As mencionadas férias do adolescente escritor proporcionaram a comunicação entre duas artes, de uma maneira assertiva e curiosamente resumida nas palavras de Maarten Steenmeijer (ensaio “El pensamiento literario de Javier Marías”): “foram os oitenta e cinco filmes norte-americanos consumidos por Marías durante uma breve estadia em Paris que formaram o motor criativo desta obra”. Com efeito, Os domínios do lobo resulta numa espécie de homenagem às produções de Hollywood da primeira metade do século XX, uma quase-imitação e recriação de géneros cinematográficos, dos quais se destaca o film noir. Rápida e imagética, a escrita faz abundar os diálogos e as descrições, o que a torna semelhante a um guião de cinema, sendo muito natural que nela se identifiquem, com relativa facilidade e entre dezenas de outros, ecos de filmes como “Laura” (1944, de Otto Preminger), “O Grande Assalto” (1949, de Don Siegel), ou “Intriga Internacional” (1959, de Alfred Hitchock).

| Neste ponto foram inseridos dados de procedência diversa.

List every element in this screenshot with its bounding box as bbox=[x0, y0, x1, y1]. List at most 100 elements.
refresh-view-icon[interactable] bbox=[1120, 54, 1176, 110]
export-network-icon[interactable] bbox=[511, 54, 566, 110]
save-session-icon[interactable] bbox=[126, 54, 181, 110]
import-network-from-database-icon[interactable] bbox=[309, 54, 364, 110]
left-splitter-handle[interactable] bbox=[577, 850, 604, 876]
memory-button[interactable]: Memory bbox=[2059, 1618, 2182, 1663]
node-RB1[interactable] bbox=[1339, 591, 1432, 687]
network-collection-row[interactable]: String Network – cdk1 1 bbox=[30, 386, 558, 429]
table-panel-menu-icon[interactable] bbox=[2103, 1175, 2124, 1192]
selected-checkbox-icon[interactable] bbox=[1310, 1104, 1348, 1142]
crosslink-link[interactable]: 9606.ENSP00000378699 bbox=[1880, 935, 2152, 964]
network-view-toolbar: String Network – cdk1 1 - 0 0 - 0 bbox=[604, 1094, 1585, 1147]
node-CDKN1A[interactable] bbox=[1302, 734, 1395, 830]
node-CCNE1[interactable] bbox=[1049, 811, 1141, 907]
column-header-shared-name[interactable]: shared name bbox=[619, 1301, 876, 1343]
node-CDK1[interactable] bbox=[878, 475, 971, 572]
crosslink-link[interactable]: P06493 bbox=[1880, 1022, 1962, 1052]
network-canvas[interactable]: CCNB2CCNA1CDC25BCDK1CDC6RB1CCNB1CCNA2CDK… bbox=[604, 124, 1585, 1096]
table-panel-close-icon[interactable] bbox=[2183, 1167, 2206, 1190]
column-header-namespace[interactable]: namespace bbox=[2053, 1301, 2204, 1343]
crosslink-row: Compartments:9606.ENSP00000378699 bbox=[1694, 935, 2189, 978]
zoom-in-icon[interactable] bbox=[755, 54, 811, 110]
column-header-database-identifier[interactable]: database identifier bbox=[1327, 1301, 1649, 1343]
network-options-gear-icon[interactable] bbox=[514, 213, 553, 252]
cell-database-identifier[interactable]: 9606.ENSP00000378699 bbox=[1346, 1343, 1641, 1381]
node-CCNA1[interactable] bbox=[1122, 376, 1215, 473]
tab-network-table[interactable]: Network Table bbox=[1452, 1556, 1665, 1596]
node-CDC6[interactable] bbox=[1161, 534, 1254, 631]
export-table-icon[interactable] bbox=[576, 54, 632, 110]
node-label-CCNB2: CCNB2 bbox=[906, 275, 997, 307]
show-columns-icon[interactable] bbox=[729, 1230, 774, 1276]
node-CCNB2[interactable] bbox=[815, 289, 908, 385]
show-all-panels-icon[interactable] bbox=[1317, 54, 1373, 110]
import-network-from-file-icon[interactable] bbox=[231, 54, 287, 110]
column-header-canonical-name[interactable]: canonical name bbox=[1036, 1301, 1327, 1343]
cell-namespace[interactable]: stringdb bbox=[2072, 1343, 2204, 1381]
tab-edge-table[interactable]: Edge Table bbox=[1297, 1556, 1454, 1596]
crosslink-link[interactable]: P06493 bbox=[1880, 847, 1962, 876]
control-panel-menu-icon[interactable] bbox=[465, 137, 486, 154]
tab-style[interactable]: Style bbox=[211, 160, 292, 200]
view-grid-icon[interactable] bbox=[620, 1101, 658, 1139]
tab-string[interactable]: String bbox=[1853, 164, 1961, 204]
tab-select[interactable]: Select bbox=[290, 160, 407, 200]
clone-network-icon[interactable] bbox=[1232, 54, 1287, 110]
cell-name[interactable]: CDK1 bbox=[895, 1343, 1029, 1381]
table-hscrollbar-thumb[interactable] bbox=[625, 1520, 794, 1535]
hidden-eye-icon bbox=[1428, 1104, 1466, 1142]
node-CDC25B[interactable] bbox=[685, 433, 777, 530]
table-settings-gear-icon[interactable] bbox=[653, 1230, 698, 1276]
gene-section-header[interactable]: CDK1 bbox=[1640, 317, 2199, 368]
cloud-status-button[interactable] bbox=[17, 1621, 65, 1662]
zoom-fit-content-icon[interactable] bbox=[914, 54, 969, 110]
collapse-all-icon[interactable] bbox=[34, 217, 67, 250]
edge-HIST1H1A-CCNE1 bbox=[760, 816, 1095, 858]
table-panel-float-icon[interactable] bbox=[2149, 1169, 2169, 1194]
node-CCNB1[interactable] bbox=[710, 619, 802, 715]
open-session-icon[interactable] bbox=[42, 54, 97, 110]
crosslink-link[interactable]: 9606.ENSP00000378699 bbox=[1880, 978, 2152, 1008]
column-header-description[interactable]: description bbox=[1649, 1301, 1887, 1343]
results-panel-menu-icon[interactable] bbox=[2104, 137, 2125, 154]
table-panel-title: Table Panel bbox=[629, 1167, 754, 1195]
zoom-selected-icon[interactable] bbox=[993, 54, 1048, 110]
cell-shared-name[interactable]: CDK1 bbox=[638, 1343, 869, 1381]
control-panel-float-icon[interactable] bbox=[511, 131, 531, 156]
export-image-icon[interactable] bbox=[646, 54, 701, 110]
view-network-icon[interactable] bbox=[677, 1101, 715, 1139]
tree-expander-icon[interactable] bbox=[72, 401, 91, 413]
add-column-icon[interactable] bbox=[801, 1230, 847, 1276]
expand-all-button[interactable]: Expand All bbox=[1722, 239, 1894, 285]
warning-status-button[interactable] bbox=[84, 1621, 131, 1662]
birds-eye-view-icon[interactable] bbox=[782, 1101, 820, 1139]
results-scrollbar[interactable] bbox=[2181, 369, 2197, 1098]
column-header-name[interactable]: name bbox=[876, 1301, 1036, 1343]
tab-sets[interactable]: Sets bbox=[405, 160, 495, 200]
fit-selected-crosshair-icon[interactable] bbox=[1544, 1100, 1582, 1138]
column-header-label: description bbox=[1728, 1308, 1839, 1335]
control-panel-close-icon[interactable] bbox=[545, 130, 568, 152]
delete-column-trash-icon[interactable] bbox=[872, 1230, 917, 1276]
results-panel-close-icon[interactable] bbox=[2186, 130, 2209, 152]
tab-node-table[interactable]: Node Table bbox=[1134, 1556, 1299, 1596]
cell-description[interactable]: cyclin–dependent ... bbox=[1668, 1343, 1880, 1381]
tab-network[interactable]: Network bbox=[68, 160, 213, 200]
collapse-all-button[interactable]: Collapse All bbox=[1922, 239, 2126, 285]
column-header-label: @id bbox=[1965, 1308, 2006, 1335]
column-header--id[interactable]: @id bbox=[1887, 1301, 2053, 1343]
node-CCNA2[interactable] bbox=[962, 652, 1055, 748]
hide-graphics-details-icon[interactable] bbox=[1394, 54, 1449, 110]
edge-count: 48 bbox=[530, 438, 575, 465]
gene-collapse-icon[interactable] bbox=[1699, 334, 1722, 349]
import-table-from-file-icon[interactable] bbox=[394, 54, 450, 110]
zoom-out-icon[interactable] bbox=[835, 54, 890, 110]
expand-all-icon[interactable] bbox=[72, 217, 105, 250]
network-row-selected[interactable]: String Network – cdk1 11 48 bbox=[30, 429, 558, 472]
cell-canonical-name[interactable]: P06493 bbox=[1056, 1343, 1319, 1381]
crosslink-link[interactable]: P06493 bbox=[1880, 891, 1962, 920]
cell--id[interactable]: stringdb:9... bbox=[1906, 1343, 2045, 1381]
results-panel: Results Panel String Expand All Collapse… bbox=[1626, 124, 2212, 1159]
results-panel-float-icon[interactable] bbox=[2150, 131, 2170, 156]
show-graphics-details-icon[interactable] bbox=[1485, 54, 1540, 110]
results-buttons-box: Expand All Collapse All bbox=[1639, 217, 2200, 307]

Cada um dos capítulos deste romance poderia ser lido como um conto, dada a sua capacidade de constituir uma narrativa autónoma — com princípio, meio e fim. Há a história do desmoronamento de uma família, a aventura de um jovem recluso que ouve falar de um tesouro perdido e faz tudo para o alcançar, um compositor de canções que enriquece mais pela burla do que pelas canções, o conflito entre dois grupos de gangsters rivais, e um casal de actores famosos que se entretém, dentro e fora dos ecrãs, a explorar os limites do amor e da lei. A unidade do romance acaba por ser assegurada pelo facto de as vidas das personagens, aparentemente dispersas e independentes em cada um dos capítulos inicias, se aproximarem até ao ponto em que directa ou indirectamente se cruzam no enredo — sendo esta estrutura, talvez, o aspecto formal mais interessante do livro.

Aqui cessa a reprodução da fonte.